Recall that Washington’s Insurance Commissioner has regulated association health plans as large group plans for nearly 15 years. That means large group rate filings, large group plan design, and treatment of association member employers as “beneficiaries” entitled to equal treatment by the association plan. It also means that methods for pricing, management, and reporting of plan benefits follow large group patterns.

After adoption of the federal reforms in March, the Commissioner advised that state rules governing association plans would continue. The Commissioner crafted a response to federal reform that followed a logical progression and implementation appropriate to the state’s historic regulation of association plans. A few weeks ago, employees of HHS informed the Commissioner that his approach was not permitted under the federal reforms and that each association was not a large group but rather a collection of small group plans each separately regulated.

However much sense this analysis makes in academic terms, the real affect was immediate. Small employers were told that their “grandfathered” coverage was no longer “grandfathered”; associations were advised to develop two sets of plans (reformed and grandfathered); insurers were told to expect reporting requirements that fractured the current large group reporting of association data into a mélange of large and small group and individual plans; and loss ratio requirements would be imposed based upon association member size. Naturally, all hell broke loose.

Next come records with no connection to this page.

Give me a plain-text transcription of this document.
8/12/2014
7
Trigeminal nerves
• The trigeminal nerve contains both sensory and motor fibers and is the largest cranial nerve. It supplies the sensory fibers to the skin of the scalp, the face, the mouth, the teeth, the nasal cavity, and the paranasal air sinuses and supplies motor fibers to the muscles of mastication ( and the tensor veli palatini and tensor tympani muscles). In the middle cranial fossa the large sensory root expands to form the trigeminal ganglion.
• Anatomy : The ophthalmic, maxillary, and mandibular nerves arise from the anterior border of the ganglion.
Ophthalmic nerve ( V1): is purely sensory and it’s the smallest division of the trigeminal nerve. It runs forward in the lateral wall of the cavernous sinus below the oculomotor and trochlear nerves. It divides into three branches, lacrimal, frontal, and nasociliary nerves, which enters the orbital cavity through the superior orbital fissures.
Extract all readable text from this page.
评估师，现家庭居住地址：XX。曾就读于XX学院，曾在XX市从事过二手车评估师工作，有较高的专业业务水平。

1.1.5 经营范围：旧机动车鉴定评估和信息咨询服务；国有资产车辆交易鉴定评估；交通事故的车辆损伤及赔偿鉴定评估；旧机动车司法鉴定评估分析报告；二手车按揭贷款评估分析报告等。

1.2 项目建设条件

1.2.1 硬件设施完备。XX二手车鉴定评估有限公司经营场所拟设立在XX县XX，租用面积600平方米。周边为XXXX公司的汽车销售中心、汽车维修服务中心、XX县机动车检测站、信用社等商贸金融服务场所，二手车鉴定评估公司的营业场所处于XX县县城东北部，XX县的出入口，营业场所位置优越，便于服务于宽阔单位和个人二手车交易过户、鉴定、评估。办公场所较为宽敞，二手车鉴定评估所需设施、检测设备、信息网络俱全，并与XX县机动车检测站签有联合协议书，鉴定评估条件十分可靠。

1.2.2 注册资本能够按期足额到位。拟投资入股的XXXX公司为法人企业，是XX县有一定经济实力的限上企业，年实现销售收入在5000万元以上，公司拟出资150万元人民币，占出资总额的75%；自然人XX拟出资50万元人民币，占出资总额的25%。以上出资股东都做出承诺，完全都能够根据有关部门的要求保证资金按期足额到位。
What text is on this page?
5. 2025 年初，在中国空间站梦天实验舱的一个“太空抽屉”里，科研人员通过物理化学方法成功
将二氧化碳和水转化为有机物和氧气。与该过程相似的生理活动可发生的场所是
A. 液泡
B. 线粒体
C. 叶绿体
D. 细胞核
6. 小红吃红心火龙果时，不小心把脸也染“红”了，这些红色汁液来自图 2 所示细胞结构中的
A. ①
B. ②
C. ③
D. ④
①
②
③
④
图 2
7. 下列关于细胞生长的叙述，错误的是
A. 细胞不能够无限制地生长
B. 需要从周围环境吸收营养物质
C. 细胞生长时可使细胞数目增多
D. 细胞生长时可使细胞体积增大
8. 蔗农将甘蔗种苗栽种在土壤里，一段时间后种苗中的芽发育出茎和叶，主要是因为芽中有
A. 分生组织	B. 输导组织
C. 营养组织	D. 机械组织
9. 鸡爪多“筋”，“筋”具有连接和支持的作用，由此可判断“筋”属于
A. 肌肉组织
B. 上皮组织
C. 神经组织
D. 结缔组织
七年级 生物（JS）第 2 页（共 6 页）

Being elected, the Washington Commissioner was not willing to simply accept the advice and soldier on without sharing the political burden. He sent a letter requesting that HHS “own” the advice and the HHS interpretation of federal reform of association health. How do you think HHS responded before a major election? Crickets.

Even worse, HHS called and advised the Commissioner that they needed more time to think things over. The Commissioner was left dangling in the wind. At a scheduled meeting to discuss association health plan regulatory transition, the Commissioner’s office advised association plans to go about their business as though the earlier announcements had not occurred.

Whether or not you have a “dog in this hunt”, the past month’s regulatory whiplash is symptomatic of federal reform so far. You cannot ask for the creation of new agencies with new tasks due nearly as soon as the people are hired and expect an entire industry to integrate systemic changes in months in a system that operates on an annual basis. You cannot expect state regulatory agencies to set aside their daily duties while they shotgun new rules into a market already in turmoil with unemployment, recession, and ever increasing health care costs.

The strangest fact about today – Election Day – is that I am more comfortable predicting votes and election outcomes than I am of providing reliable legal advice to clients about the future of health plan regulation. Nothing breeds fear and opposition more than uncertainty. Washington State took less time to undo health care reform than was taken crafting reform; the other Washington appears to be headed down the same path for the same reasons.